И все-таки ничего на свете я не ждал с таким трепетом, с таким нетерпением, как уроков Горского! Мы не могли не чувствовать, что к нашему взрослому классу в училище относятся настороженно и даже враждебно. Особенно педагоги старой закалки. Они даже не здоровались с нами в коридорах, проходили мимо, словно нас не существовало. И мы прекрасно понимали, что нужно оправдаться работой. Никто нам этого не внушал. Сам Горский никогда не произносил назидательных речей, но уж он работал, как никто! Одиозность нашего во всех смыслах неканонического класса он не драматизировал, просто не придавал ей значения.
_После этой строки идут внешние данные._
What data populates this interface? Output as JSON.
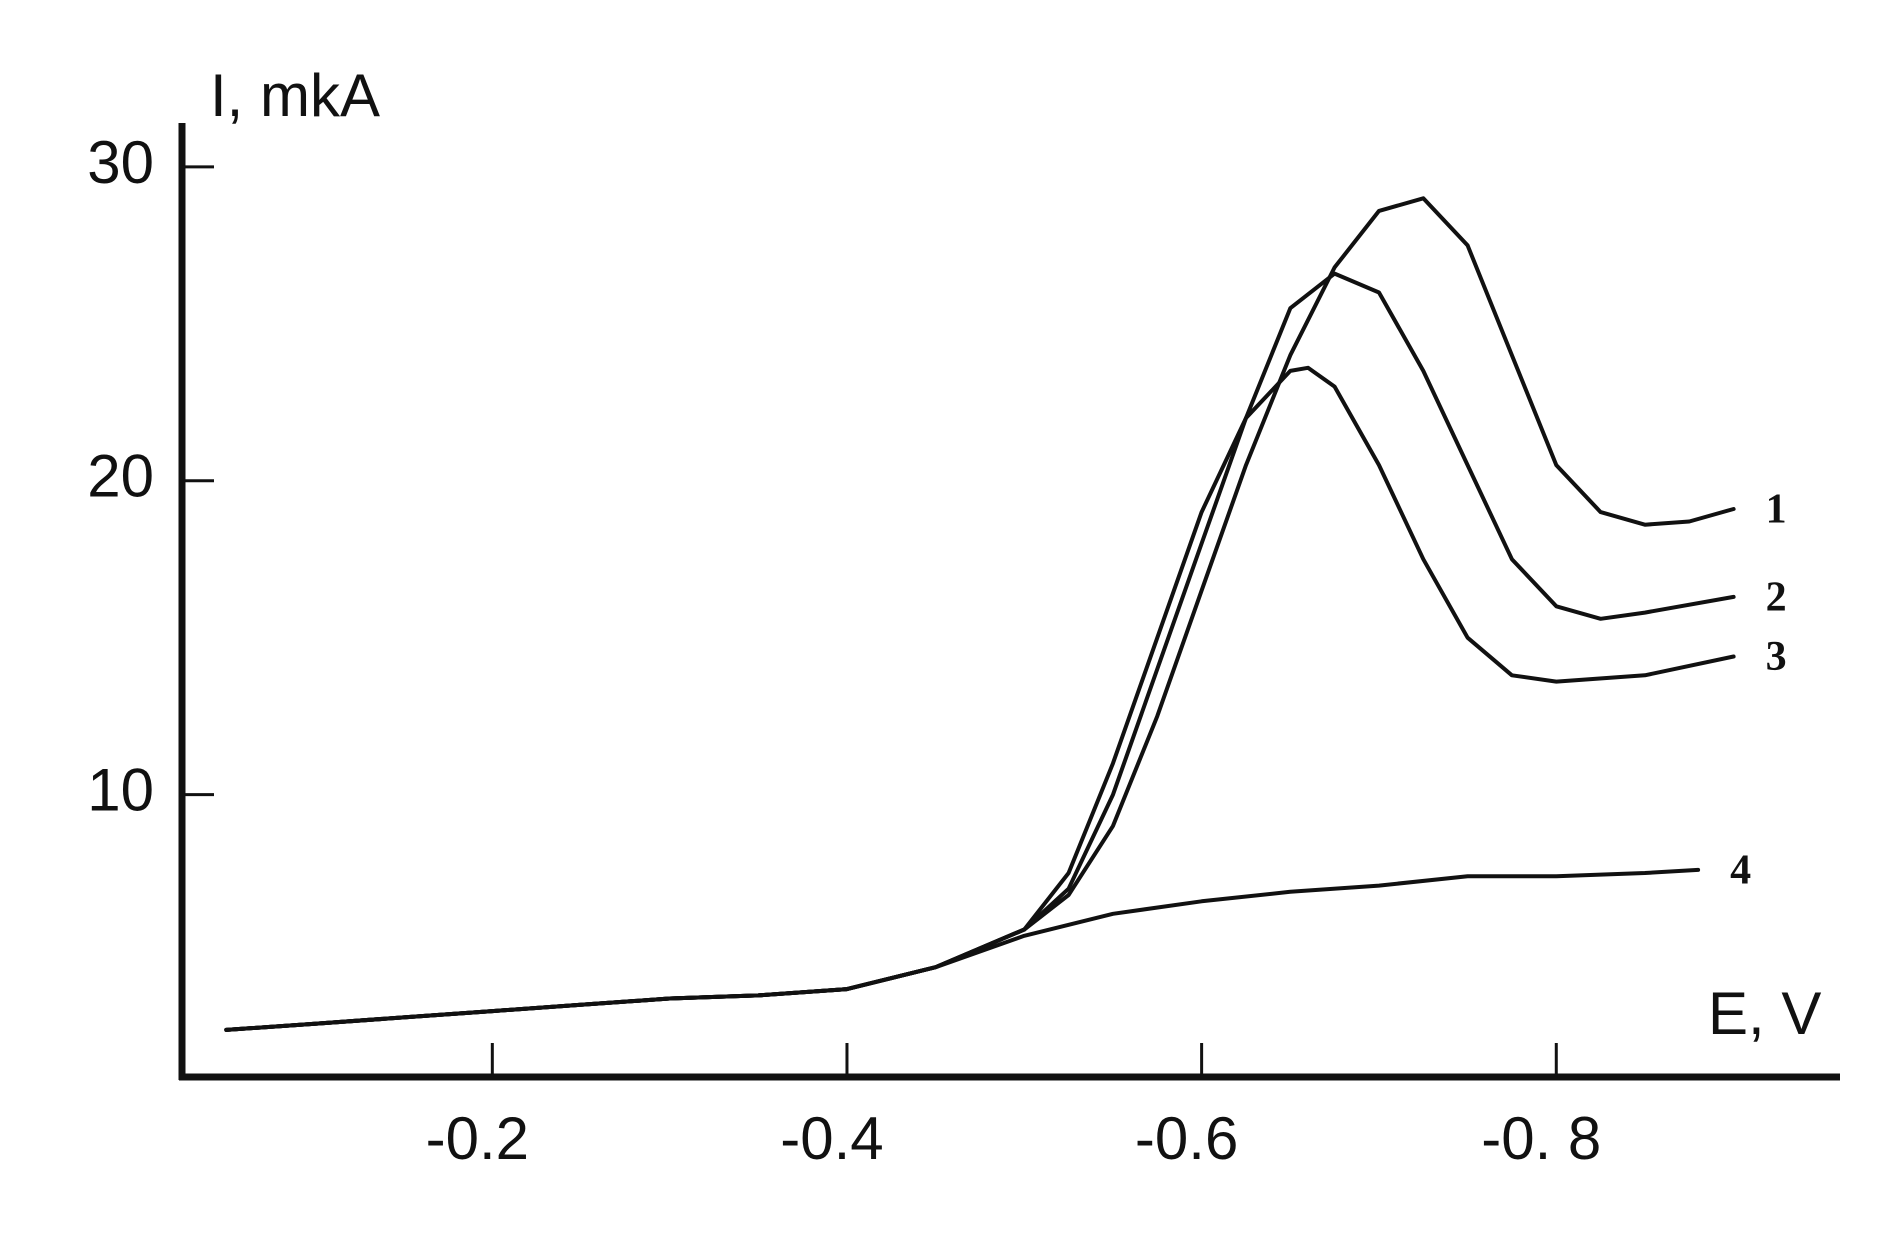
{
  "chart_data": {
    "type": "line",
    "y_label": "I, mkA",
    "x_label": "E, V",
    "xlim": [
      -0.025,
      -0.96
    ],
    "ylim": [
      1,
      31.4
    ],
    "xticks": [
      -0.2,
      -0.4,
      -0.6,
      {
        "value": -0.8,
        "label": "-0. 8"
      }
    ],
    "yticks": [
      10,
      20,
      30
    ],
    "series": [
      {
        "name": "1",
        "color": "#111111",
        "x": [
          -0.05,
          -0.1,
          -0.15,
          -0.2,
          -0.25,
          -0.3,
          -0.35,
          -0.4,
          -0.45,
          -0.5,
          -0.525,
          -0.55,
          -0.575,
          -0.6,
          -0.625,
          -0.65,
          -0.675,
          -0.7,
          -0.725,
          -0.75,
          -0.775,
          -0.8,
          -0.825,
          -0.85,
          -0.875,
          -0.9
        ],
        "values": [
          2.5,
          2.7,
          2.9,
          3.1,
          3.3,
          3.5,
          3.6,
          3.8,
          4.5,
          5.7,
          6.8,
          9,
          12.5,
          16.5,
          20.5,
          24,
          26.8,
          28.6,
          29,
          27.5,
          24,
          20.5,
          19,
          18.6,
          18.7,
          19.1
        ]
      },
      {
        "name": "2",
        "color": "#111111",
        "x": [
          -0.05,
          -0.1,
          -0.15,
          -0.2,
          -0.25,
          -0.3,
          -0.35,
          -0.4,
          -0.45,
          -0.5,
          -0.525,
          -0.55,
          -0.575,
          -0.6,
          -0.625,
          -0.65,
          -0.675,
          -0.7,
          -0.725,
          -0.75,
          -0.775,
          -0.8,
          -0.825,
          -0.85,
          -0.9
        ],
        "values": [
          2.5,
          2.7,
          2.9,
          3.1,
          3.3,
          3.5,
          3.6,
          3.8,
          4.5,
          5.7,
          7,
          10,
          14,
          18,
          22,
          25.5,
          26.6,
          26,
          23.5,
          20.5,
          17.5,
          16,
          15.6,
          15.8,
          16.3
        ]
      },
      {
        "name": "3",
        "color": "#111111",
        "x": [
          -0.05,
          -0.1,
          -0.15,
          -0.2,
          -0.25,
          -0.3,
          -0.35,
          -0.4,
          -0.45,
          -0.5,
          -0.525,
          -0.55,
          -0.575,
          -0.6,
          -0.625,
          -0.65,
          -0.66,
          -0.675,
          -0.7,
          -0.725,
          -0.75,
          -0.775,
          -0.8,
          -0.85,
          -0.9
        ],
        "values": [
          2.5,
          2.7,
          2.9,
          3.1,
          3.3,
          3.5,
          3.6,
          3.8,
          4.5,
          5.7,
          7.5,
          11,
          15,
          19,
          22,
          23.5,
          23.6,
          23,
          20.5,
          17.5,
          15,
          13.8,
          13.6,
          13.8,
          14.4
        ]
      },
      {
        "name": "4",
        "color": "#111111",
        "x": [
          -0.05,
          -0.1,
          -0.15,
          -0.2,
          -0.25,
          -0.3,
          -0.35,
          -0.4,
          -0.45,
          -0.5,
          -0.55,
          -0.6,
          -0.65,
          -0.7,
          -0.75,
          -0.8,
          -0.85,
          -0.88
        ],
        "values": [
          2.5,
          2.7,
          2.9,
          3.1,
          3.3,
          3.5,
          3.6,
          3.8,
          4.5,
          5.5,
          6.2,
          6.6,
          6.9,
          7.1,
          7.4,
          7.4,
          7.5,
          7.6
        ]
      }
    ]
  }
}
Обычно Горский приходил в училище раньше всех. Садился на стул в пустом зале и ждал нас. Класс его и отдаленно не походил на суровую муштру, где царила бы палочная синхронность. Он никогда не унижал, не подавлял личности ученика. Я перед ним благоговел, но не боялся его. Единственно, чего я страшился, это причинить ему боль разочарования. Суть педагогики Горского я осознал значительно позже, уже став солистом Большого театра и продолжая заниматься со своим великим педагогом. А в школе я учился у него самозабвенно, со всем пылом и азартом молодости. Горский интересовал меня и просто по-человечески. По слухам, он жил одиноко, был неудачлив в любви и расточал, реализовывал свою исключительную натуру в поистине каторжном труде. Думаю, даже в обыденной жизни он мыслил танцем. А впрочем, могла ли его жизнь быть обыденной, если всего себя он отдавал театру? Думаю, он не то чтобы не любил прозу бытия, но был ей полярен всеми клетками своего творческого существа.
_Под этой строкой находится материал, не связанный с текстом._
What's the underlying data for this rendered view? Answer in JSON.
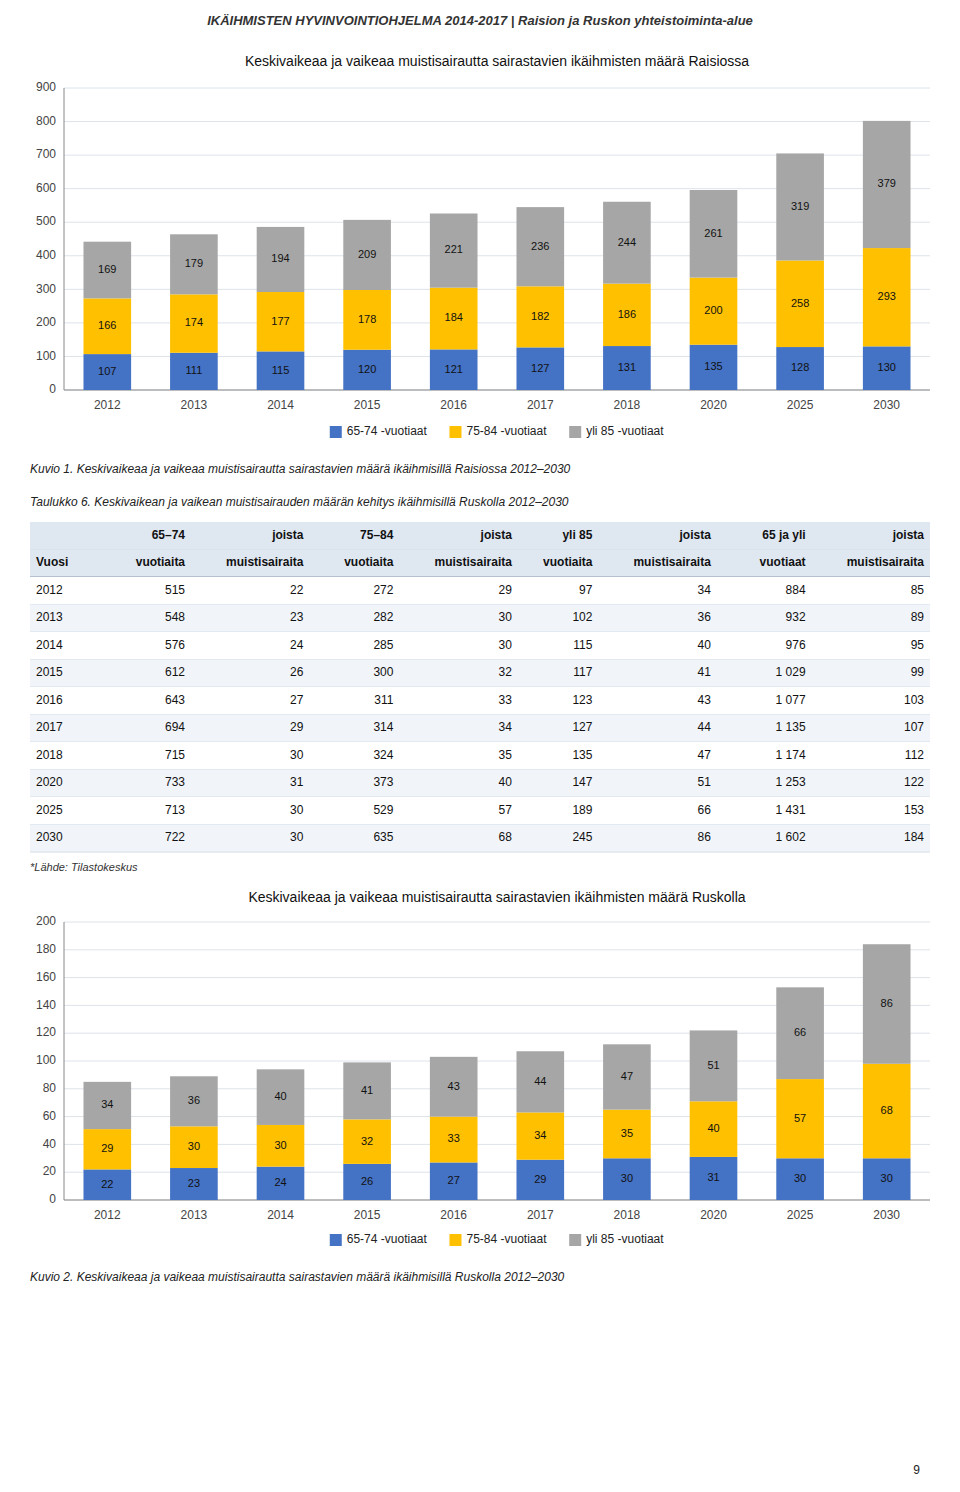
{
  "page_title": "IKÄIHMISTEN HYVINVOINTIOHJELMA 2014-2017 | Raision ja Ruskon yhteistoiminta-alue",
  "page_number": "9",
  "chart_data": [
    {
      "type": "bar",
      "title": "Keskivaikeaa ja vaikeaa muistisairautta sairastavien ikäihmisten määrä  Raisiossa",
      "caption": "Kuvio 1. Keskivaikeaa ja vaikeaa muistisairautta sairastavien määrä ikäihmisillä Raisiossa 2012–2030",
      "categories": [
        "2012",
        "2013",
        "2014",
        "2015",
        "2016",
        "2017",
        "2018",
        "2020",
        "2025",
        "2030"
      ],
      "series": [
        {
          "name": "65-74 -vuotiaat",
          "color": "#4472C4",
          "values": [
            107,
            111,
            115,
            120,
            121,
            127,
            131,
            135,
            128,
            130
          ]
        },
        {
          "name": "75-84 -vuotiaat",
          "color": "#FFC000",
          "values": [
            166,
            174,
            177,
            178,
            184,
            182,
            186,
            200,
            258,
            293
          ]
        },
        {
          "name": "yli 85 -vuotiaat",
          "color": "#A6A6A6",
          "values": [
            169,
            179,
            194,
            209,
            221,
            236,
            244,
            261,
            319,
            379
          ]
        }
      ],
      "stacked": true,
      "data_labels": true,
      "ylim": [
        0,
        900
      ],
      "yticks": [
        0,
        100,
        200,
        300,
        400,
        500,
        600,
        700,
        800,
        900
      ],
      "grid": true,
      "legend": "bottom"
    },
    {
      "type": "table",
      "title": "Taulukko 6. Keskivaikean ja vaikean muistisairauden määrän kehitys ikäihmisillä Ruskolla 2012–2030",
      "header": [
        [
          null,
          "65–74",
          "joista",
          "75–84",
          "joista",
          "yli 85",
          "joista",
          "65 ja yli",
          "joista"
        ],
        [
          "Vuosi",
          "vuotiaita",
          "muistisairaita",
          "vuotiaita",
          "muistisairaita",
          "vuotiaita",
          "muistisairaita",
          "vuotiaat",
          "muistisairaita"
        ]
      ],
      "rows": [
        [
          "2012",
          "515",
          "22",
          "272",
          "29",
          "97",
          "34",
          "884",
          "85"
        ],
        [
          "2013",
          "548",
          "23",
          "282",
          "30",
          "102",
          "36",
          "932",
          "89"
        ],
        [
          "2014",
          "576",
          "24",
          "285",
          "30",
          "115",
          "40",
          "976",
          "95"
        ],
        [
          "2015",
          "612",
          "26",
          "300",
          "32",
          "117",
          "41",
          "1 029",
          "99"
        ],
        [
          "2016",
          "643",
          "27",
          "311",
          "33",
          "123",
          "43",
          "1 077",
          "103"
        ],
        [
          "2017",
          "694",
          "29",
          "314",
          "34",
          "127",
          "44",
          "1 135",
          "107"
        ],
        [
          "2018",
          "715",
          "30",
          "324",
          "35",
          "135",
          "47",
          "1 174",
          "112"
        ],
        [
          "2020",
          "733",
          "31",
          "373",
          "40",
          "147",
          "51",
          "1 253",
          "122"
        ],
        [
          "2025",
          "713",
          "30",
          "529",
          "57",
          "189",
          "66",
          "1 431",
          "153"
        ],
        [
          "2030",
          "722",
          "30",
          "635",
          "68",
          "245",
          "86",
          "1 602",
          "184"
        ]
      ],
      "footnote": "*Lähde: Tilastokeskus"
    },
    {
      "type": "bar",
      "title": "Keskivaikeaa ja vaikeaa muistisairautta sairastavien ikäihmisten määrä Ruskolla",
      "caption": "Kuvio 2. Keskivaikeaa ja vaikeaa muistisairautta sairastavien määrä ikäihmisillä Ruskolla 2012–2030",
      "categories": [
        "2012",
        "2013",
        "2014",
        "2015",
        "2016",
        "2017",
        "2018",
        "2020",
        "2025",
        "2030"
      ],
      "series": [
        {
          "name": "65-74 -vuotiaat",
          "color": "#4472C4",
          "values": [
            22,
            23,
            24,
            26,
            27,
            29,
            30,
            31,
            30,
            30
          ]
        },
        {
          "name": "75-84 -vuotiaat",
          "color": "#FFC000",
          "values": [
            29,
            30,
            30,
            32,
            33,
            34,
            35,
            40,
            57,
            68
          ]
        },
        {
          "name": "yli 85 -vuotiaat",
          "color": "#A6A6A6",
          "values": [
            34,
            36,
            40,
            41,
            43,
            44,
            47,
            51,
            66,
            86
          ]
        }
      ],
      "stacked": true,
      "data_labels": true,
      "ylim": [
        0,
        200
      ],
      "yticks": [
        0,
        20,
        40,
        60,
        80,
        100,
        120,
        140,
        160,
        180,
        200
      ],
      "grid": true,
      "legend": "bottom"
    }
  ]
}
Кончив занятия с нами, Горский отправлялся в соседний зал, где вел класс совершенствования артистов Большого театра. Затем он репетировал или ставил танцы. Потом шел работать в какую-нибудь студию или в Зеркальный театр сада "Эрмитаж", где давались оперные и балетные спектакли. Не знаю, что было его отдохновением. Может быть, рисунки... Яша Ицхоки вспоминал, что в бывшей студии Элирова была устроена выставка рисунков Горского. А Маргарита Павловна Кандаурова, знавшая Горского с детства, рассказывала, что он любил вышивать. Но ни рисующим, ни вышивающим я Горского никогда не видел.